By: Hillary Nussbaum
November 16, 2023

Getting Buy Infor DORA

EverQuote prides itself on having a data-driven culture. But even with this organization-wide commitment, its engineering team initially struggled to embrace metrics that would help them understand and improve performance. Many leaders would give up after a failed attempt, but Virginia Toombs, VP of Engineering Operations, took a step back to understand what went wrong so they could try again — and succeed.

Along the way, the EverQuote team learned what to avoid when implementing engineering metrics and how to successfully roll them out. For them, it was all about empowering team members, collecting actionable data in the right platform, and correlating metrics for a more holistic view of what was happening across the organization.

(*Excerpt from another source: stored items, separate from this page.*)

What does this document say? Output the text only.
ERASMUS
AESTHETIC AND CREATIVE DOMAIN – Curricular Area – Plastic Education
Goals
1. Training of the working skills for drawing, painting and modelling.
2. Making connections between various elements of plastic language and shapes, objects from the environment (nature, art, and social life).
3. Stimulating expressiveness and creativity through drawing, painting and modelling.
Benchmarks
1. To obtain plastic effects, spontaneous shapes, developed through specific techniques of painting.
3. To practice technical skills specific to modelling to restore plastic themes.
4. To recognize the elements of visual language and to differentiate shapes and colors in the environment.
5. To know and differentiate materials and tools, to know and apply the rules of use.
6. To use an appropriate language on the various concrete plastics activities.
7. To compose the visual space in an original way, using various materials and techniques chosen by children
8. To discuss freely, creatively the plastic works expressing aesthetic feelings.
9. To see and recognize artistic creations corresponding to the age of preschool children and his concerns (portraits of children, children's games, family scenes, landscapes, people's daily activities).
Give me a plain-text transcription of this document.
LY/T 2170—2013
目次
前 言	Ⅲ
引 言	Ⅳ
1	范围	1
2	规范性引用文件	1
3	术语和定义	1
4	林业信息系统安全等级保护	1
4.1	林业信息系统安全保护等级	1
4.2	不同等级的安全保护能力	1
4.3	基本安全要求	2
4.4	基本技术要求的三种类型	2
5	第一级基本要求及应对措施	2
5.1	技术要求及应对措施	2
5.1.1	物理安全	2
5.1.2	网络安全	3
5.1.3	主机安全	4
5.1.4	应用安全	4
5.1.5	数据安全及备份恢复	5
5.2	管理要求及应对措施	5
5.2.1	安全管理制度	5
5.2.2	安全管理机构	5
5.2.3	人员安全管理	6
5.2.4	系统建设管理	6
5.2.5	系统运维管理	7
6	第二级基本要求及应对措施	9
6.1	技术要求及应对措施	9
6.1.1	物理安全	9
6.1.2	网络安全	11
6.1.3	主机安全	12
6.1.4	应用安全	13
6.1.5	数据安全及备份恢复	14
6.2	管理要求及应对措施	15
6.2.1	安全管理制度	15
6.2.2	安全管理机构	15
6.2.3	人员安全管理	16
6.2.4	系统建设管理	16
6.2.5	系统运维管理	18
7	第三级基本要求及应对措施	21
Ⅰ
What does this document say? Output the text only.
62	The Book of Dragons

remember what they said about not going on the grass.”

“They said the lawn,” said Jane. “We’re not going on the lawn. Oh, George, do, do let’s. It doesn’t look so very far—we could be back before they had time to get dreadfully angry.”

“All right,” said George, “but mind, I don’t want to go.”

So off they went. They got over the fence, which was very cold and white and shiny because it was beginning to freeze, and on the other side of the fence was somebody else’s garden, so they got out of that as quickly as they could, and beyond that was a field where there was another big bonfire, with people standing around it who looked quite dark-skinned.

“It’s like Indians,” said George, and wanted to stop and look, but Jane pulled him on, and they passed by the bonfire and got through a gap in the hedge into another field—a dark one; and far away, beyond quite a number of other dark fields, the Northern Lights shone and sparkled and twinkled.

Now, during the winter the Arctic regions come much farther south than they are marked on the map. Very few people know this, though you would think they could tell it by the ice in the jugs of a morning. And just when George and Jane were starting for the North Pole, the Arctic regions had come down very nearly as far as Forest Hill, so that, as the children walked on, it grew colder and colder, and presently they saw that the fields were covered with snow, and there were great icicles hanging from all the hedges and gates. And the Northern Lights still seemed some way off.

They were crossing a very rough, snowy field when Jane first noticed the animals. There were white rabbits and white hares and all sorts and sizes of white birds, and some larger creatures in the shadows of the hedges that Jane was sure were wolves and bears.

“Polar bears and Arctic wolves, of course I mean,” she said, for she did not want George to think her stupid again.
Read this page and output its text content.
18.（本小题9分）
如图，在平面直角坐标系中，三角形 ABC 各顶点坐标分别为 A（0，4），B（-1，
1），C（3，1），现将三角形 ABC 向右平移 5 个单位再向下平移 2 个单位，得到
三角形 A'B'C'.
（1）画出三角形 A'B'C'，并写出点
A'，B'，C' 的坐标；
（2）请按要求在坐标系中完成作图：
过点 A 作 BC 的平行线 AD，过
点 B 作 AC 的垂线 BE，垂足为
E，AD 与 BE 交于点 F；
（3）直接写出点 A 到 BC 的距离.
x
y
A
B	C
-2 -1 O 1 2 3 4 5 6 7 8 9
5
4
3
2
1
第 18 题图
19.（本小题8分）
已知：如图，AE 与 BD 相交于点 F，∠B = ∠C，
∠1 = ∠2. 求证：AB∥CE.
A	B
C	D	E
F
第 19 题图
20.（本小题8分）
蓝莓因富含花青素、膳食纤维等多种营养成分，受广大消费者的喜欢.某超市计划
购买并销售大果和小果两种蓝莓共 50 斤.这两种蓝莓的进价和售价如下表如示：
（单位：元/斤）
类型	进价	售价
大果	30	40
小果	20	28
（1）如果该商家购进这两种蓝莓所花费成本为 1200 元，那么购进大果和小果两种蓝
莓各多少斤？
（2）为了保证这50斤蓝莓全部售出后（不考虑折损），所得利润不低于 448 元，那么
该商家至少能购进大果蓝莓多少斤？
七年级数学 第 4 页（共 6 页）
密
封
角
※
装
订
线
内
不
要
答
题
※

Lessons Learned About Measuring Engineering Productivity

When EverQuote decided to measure engineering productivity a few years ago, it started by purchasing a tool, like many organizations commonly do. But it encountered problems as it hadn’t considered what to measure or how to leverage those insights to improve performance. Because EverQuote didn’t know which engineering metrics best suited its unique team and processes, it ended up with a tool that didn’t have mature throughput or flow metrics — two things it would learn were core to its success. The result? Virginia and her team saw detailed engineering metrics but lacked a comprehensive view of the organization’s performance.

This issue caused a domino effect. Measuring only granular metrics made team members feel that individual performance was being judged, rather than the process itself, and enthusiasm for the program came to a halt. That’s when the engineering operations team decided to rethink the approach and start from scratch.

Using Metrics to Improve Developer Experience

EverQuote’s engineering operations team is a central function within engineering whose main goal is to create an environment where engineers can thrive. This team optimizes processes, encourages collaboration, and coaches on agile techniques. For them, it’s essential to understand how engineering processes are performing so they can make data-driven decisions to improve. This team made two important decisions when rolling out engineering metrics for the second time.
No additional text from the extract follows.